There have been a lot of sports figures in the news recently as a result of drugs. Most recently, Alex Rodriguez has been accused of steroid use. This was a major story as he appeared to be one of only a handful of “clean” baseball heroes of recent times. Just prior to the Rodriguez scandal was the Phelps scandal. If you are one of the three people in the country that haven’t heard, he had been photographed smoking marijuana from a bong. And drugs and sports grabbing headlines doesn’t stop there, as recent articles on Fox Sports have discussed steroid use among the 70’s Steelers, and the recent arrest of Corie Blount, a former NBA player, who was allegedly caught with 29 pounds of marijuana. There was also the arrest of Jacksonville Jaguar former first round pick Matt Jones for cocaine possession early in last year’s football season.
An interesting article I read on the Phelps scandal was by sometimes controversial sports writer Jason Whitlock. In the article he challenges what some saw as a racial double standard, and even briefly discusses some of the issues with this country’s war on drugs. His article is related to some of the material I use in the course I teach on “The Psychology of Drugs and Drug Abuse.” I show highlights of a documentary called “American Drug War: The Last White Hope.” This film does a good job (although biased at times) of showing the dark side of this war on drugs.
As an example of America’s misperception of the drug problem, were you aware that tobacco kills more people than all other drugs combined, including alcohol? According to Hart, Ksir, and Ray, smoking is responsible for about 440,000 premature deaths per year. In comparison, alcohol is responsible for at least 20,000 accidental deaths per year, and up to 75,000 in this country when you combine accidental deaths (car accidents, boating accidents, falls, etc.) and deaths from the ill affects on the body (cirrhosis, heart disease, etc.). And these numbers far surpass the deaths from illegal drugs (10-20,000 per year). In fact, illegal drugs kill less Americans then the misuse of prescription drugs. (I had difficulty getting accurate data on prescription drug deaths as a result of misuse, but most articles and sources make it clear that prescription drug misuse causes more deaths per year than illegal drugs).
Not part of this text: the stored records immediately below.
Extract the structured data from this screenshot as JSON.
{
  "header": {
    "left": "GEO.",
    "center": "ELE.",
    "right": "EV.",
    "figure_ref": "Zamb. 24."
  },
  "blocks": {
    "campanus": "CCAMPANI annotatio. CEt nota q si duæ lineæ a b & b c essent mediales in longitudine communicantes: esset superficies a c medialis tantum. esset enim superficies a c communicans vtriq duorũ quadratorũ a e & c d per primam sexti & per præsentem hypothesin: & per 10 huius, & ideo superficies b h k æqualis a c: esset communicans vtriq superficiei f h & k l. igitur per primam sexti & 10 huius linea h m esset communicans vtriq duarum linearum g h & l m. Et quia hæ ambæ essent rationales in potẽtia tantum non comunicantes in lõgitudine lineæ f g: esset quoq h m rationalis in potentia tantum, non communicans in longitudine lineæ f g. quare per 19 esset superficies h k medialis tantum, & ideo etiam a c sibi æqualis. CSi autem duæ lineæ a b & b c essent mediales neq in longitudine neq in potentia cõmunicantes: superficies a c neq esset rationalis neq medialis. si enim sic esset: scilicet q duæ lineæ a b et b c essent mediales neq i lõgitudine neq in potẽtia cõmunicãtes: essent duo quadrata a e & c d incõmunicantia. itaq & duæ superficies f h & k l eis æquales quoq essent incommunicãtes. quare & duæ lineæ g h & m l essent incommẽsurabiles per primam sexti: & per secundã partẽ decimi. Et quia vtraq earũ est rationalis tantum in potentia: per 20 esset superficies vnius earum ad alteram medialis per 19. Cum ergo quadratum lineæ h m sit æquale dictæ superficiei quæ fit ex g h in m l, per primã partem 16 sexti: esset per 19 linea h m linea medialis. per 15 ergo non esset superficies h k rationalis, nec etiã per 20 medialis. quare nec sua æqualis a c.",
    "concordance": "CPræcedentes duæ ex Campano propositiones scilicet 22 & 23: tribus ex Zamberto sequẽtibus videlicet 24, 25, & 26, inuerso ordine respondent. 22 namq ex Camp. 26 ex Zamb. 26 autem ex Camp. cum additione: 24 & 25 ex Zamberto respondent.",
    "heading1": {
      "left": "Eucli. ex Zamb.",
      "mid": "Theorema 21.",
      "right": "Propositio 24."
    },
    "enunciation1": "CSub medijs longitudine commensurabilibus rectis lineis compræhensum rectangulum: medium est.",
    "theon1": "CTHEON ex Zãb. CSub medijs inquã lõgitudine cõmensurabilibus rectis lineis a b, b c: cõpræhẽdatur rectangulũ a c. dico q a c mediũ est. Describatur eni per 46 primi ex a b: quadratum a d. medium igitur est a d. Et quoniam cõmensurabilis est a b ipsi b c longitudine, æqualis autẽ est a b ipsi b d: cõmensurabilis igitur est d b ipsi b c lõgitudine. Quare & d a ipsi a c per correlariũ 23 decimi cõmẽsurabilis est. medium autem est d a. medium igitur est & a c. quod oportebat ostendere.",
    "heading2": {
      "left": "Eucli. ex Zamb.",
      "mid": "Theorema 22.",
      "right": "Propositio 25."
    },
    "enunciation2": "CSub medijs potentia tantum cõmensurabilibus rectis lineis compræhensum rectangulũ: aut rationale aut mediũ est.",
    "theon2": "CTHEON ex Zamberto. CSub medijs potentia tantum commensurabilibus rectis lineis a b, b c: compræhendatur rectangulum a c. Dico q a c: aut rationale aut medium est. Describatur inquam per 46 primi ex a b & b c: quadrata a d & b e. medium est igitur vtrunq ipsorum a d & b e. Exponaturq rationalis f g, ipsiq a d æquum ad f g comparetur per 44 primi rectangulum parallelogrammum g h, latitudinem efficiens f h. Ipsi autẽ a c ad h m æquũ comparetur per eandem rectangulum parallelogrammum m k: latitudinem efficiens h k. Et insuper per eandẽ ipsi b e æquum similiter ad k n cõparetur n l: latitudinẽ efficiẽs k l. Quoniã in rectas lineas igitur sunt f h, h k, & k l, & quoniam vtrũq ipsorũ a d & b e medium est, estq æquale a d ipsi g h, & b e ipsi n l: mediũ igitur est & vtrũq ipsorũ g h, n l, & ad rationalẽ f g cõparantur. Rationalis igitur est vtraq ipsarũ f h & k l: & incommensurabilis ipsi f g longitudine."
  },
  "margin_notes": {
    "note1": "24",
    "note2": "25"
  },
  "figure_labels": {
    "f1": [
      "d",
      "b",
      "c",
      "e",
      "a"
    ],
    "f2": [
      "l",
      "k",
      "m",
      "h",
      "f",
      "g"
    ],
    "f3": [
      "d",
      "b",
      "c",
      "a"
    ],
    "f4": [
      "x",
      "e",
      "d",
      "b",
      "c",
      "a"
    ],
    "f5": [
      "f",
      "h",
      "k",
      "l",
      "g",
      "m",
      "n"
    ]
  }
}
According to the documentary I mentioned earlier, some of the contributors to the war on drugs are the companies from the tobacco and alcohol industries. Additionally, this documentary uses interviews with former government officials to substantiate the claim that the war on drugs has been a colossal failure. Street drugs today are more plentiful, more pure, and cheaper. So what has the war on drugs accomplished? According to statistics, it has resulted in approximately 50% of the incarcerated population being jailed for non-violent drug crimes.
The point is that there are some real misconceptions about the substance abuse problem in this country. Perhaps we are paying attention to the wrong things. Rather than paying attention to cuts in funding for substance abuse rehabilitation, or to the incarceration of non-violent drug offenders, we seem much more concerned with our appointed heroes gaining an advantage in a sport they get paid huge amounts of money to play. Or in someone we have chosen to put on a pedestal, (a 23y/o at that) for letting us down by using marijuana at a college party. We are worried about street drugs, including marijuana, when prescription drug abuse is causing far more damage. And we wouldn’t think of making tobacco or alcohol illegal, despite the fact it causes far more health and welfare problems than illegal substances.
Don’t we contribute to the sports worship issue? Don’t we make sports figures heroes and role-models, perhaps even more so than more worthy role-models? Don’t we make sports the business it is today, by buying the jerseys, paying the ticket prices, watching the games on television, and making sports the market that it is? Aren’t we quick to dethrone someone who makes a mistake, as if perfection is the only standard we’ll accept?
I am not pro-drugs. I am not sure if I am pro legalization; I would have to give the issue more thought, and I’m not even sure I’m qualified to voice an opinion. But I am certain we are looking in the wrong directions when we look at drugs in this country. I am hoping it is time for a change: a change which finds all individuals seeking self actualization without the need for a substance; a time where compassion rules, rather than self-righteous indignation. I don’t believe many of us are going to get self actualized or become enlightened watching sports on television. But it is a nice distraction sometimes. How about that Superbowl?